By 2029-2030+, capital (K) slowly grows from 0.64 toward 0.79. Growth slows because returns are falling. Investment continues, but it’s no longer a boom, just steady accumulation. The wages of remaining workers (those AI didn’t replace) will start growing because capital deepens and productivity rises, though a significant share of the population may remain unemployed. Labor’s share of revenue stabilizes at a new, lower level. q continues falling from 1.1 toward 1.02. By end of 2030 the industry reaches capital of around 0.79, q returns to fair value, and high equilibrium is achieved.

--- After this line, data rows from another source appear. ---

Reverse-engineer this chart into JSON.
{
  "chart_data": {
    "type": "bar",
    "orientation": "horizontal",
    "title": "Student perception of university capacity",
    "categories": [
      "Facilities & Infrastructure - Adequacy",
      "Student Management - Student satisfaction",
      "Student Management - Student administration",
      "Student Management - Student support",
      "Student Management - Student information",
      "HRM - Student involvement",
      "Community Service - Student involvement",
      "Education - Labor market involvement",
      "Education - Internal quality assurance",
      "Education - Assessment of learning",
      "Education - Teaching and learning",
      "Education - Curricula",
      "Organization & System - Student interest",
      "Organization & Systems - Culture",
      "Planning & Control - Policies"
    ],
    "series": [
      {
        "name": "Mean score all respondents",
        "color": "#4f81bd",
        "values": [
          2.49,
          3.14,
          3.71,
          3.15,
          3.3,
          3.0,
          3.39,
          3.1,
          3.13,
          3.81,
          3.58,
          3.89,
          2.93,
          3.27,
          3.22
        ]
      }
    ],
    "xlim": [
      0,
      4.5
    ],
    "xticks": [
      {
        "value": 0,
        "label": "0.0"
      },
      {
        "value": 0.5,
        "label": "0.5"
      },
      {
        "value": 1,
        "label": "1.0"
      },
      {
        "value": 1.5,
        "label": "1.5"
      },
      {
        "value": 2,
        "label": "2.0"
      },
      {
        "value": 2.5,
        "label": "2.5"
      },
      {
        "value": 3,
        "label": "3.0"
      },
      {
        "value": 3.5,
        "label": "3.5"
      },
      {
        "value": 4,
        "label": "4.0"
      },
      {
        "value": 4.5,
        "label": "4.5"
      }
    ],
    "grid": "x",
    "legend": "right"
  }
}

In this scenario IT infrastructure will be enormous. AI is fully integrated into all processes, every company uses LLM agents for routine work. Programmers, analysts, and designers work at the level of architectural decisions and strategy, with details delegated to AI. The share of wages in tech company revenue is lower, but productivity is an order of magnitude higher. Company valuations return to reasonable multiples, but total industry capitalization will be colossal because the asset base has grown many times over. The industry waits for the next qualitative breakthrough, whether true AGI, quantum computers, or a fundamentally new architecture. That scenario sounds like a fairy tale, nothing less.

Conclusion

Don’t forget: Region II, where we currently are, is the most dangerous moment of the entire transition. The next year or two could decide everything. Either we’ll pass the peak and begin the descent toward high equilibrium, materializing speculative optimism into a real economic transformation. Or confidence will break, valuations will collapse, and we’ll roll back down, writing off the AI boom as yet another bubble.

The Caballero model shows that both of these outcomes are rational, both are possible, and the choice between them depends not on fundamental factors that can be measured today, but on the collective belief of market participants that the transition will complete successfully. This is a coordination game where everyone wins if everyone keeps believing, and everyone loses if someone doubts first. That’s why all of this is considered rational but fragile.

Hold on tighter to the bar: the wind is picking up.